When considering options such as hardening infrastructure or restoring wetlands, policymakers may want to refer to the principles of 2,500 year-old Chinese philosopher Lao Tzu and his famous fable “The Oak and the Reed”. When the storm comes, the mighty oak stands tall and rigid and is blown over, while the smaller and flexible reed survives. The lesson? Diversified, flexible energy sources and integration of ecosystem services with resiliency measures are likely to fare better during the storm and are a better long-term investment.

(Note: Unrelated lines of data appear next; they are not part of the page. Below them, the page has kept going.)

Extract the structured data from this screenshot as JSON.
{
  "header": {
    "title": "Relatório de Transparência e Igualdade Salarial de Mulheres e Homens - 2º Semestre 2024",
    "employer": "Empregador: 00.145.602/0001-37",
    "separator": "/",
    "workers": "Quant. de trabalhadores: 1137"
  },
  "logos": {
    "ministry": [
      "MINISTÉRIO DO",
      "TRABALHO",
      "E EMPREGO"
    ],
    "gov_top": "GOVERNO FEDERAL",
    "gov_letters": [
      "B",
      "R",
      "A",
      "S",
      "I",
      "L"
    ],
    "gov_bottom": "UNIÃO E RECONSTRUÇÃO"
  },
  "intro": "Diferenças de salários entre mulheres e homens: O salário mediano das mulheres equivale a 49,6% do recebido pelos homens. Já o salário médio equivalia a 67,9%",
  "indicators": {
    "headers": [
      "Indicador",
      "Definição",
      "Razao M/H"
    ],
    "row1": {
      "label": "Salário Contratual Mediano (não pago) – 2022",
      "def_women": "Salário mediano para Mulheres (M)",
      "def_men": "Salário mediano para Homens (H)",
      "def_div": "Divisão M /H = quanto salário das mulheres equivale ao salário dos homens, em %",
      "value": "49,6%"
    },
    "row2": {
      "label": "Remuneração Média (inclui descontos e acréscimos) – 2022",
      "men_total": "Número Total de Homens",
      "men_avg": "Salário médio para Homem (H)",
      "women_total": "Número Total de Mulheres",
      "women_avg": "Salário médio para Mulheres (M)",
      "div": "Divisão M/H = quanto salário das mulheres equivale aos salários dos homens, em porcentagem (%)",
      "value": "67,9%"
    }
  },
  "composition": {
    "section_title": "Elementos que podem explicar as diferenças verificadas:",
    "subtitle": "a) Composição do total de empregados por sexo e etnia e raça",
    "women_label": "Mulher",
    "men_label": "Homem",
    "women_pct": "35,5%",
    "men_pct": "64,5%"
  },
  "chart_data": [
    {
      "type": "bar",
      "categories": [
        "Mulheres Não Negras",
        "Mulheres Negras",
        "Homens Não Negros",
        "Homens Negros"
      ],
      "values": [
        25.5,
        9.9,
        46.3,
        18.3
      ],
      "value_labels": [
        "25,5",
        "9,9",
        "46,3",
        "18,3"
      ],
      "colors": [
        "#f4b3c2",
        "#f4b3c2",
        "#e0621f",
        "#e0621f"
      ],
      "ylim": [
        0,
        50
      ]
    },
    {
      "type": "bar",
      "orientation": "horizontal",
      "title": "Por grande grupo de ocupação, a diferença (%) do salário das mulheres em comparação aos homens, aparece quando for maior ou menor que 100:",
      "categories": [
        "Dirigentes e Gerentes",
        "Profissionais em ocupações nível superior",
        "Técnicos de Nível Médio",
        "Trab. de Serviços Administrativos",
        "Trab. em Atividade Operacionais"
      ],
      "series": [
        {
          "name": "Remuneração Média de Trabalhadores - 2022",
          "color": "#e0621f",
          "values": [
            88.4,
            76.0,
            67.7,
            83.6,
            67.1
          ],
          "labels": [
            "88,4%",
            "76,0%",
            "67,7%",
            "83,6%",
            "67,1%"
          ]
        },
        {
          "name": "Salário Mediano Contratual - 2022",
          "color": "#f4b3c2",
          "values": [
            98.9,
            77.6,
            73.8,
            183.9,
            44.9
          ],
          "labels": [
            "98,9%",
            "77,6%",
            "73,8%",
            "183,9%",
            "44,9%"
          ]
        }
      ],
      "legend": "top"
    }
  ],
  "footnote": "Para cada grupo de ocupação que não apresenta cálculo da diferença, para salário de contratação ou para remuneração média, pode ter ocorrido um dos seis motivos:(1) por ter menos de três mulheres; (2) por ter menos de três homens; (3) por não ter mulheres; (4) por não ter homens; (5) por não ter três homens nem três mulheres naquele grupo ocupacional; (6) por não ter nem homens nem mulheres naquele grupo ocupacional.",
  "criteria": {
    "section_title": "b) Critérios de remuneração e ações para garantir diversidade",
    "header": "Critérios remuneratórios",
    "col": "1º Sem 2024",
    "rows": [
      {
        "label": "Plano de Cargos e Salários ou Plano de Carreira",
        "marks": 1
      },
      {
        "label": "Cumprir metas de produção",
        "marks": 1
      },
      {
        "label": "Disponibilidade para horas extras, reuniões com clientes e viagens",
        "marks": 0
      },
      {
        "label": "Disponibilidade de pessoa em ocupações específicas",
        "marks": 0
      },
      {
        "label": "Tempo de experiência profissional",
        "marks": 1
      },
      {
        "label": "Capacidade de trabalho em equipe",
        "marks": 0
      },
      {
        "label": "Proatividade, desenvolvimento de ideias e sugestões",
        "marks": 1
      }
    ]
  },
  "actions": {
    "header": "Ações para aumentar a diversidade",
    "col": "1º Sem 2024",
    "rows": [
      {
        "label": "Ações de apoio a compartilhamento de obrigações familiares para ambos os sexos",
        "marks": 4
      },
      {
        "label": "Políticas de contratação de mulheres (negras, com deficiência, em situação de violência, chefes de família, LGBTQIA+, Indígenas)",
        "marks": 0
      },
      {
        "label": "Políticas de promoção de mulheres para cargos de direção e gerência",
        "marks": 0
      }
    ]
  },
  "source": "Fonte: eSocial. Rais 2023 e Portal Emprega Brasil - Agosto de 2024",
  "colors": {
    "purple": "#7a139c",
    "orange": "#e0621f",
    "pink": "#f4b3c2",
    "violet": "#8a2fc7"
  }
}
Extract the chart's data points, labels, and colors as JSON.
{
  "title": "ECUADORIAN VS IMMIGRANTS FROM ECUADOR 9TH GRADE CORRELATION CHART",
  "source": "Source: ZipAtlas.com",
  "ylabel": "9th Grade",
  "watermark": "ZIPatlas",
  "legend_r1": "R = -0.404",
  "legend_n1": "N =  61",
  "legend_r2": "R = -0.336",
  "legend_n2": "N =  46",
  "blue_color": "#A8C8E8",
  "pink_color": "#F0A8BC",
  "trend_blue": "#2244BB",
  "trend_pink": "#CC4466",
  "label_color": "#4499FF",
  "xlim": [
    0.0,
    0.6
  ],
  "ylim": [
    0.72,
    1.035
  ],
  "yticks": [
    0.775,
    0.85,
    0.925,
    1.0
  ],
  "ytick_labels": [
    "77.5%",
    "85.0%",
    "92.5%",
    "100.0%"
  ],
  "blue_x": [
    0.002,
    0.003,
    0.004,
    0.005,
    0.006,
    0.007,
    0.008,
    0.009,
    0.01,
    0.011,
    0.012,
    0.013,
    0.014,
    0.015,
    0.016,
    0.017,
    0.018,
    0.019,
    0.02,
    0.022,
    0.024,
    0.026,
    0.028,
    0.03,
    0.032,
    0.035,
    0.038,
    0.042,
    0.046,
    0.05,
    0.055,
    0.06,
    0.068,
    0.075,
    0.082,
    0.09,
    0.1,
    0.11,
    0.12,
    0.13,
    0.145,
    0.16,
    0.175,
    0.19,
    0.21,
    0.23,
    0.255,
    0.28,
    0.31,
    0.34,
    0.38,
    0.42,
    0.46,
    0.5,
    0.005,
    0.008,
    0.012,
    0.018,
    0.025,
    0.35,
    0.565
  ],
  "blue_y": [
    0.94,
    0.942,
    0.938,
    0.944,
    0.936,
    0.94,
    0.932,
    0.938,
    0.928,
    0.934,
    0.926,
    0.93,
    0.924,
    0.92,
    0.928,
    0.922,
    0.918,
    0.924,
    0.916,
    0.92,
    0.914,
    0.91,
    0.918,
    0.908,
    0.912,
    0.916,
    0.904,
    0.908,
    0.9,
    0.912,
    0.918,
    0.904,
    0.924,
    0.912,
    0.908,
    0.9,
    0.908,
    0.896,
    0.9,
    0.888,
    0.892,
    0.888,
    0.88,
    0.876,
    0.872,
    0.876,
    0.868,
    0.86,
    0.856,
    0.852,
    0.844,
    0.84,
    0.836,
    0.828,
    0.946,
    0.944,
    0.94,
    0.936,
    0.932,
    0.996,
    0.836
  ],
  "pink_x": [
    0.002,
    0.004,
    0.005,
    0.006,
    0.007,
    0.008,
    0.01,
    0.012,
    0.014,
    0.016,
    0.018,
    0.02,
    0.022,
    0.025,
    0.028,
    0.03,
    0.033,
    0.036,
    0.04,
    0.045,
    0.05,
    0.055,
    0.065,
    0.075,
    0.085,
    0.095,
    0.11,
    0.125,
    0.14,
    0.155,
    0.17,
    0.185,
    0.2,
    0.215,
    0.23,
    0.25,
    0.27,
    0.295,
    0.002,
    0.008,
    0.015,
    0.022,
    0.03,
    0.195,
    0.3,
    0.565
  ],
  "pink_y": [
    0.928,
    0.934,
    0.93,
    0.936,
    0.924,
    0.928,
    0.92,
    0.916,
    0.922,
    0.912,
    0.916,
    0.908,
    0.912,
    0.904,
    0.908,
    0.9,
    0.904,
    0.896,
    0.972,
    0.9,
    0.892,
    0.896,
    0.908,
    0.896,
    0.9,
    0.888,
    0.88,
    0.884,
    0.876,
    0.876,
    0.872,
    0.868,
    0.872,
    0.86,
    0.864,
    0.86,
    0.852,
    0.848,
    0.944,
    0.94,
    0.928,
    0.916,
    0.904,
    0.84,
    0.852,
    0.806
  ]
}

Embracing this metaphor would be a good way to build a prosperous economy, too. Diversity, flexibility, and resilience are becoming increasingly important economic advantages. The Internet derives its value from diversity – it’s a constantly evolving wilderness of ideas and services. Clean, distributed energy systems could follow this same path. And while innovation seems to conjure images of nifty new devices or flying cars, innovation in the energy sector is like anything else with staying power – it’s an evolution, not a revolution. There will be wrenching change for some, and they need to be accommodated and given assistance. But remaining on the current fossil-fuel driven path is not only unwise, it’s a bad business decision. For those of you pining for a clean energy future, feel confident. The economics are on your side.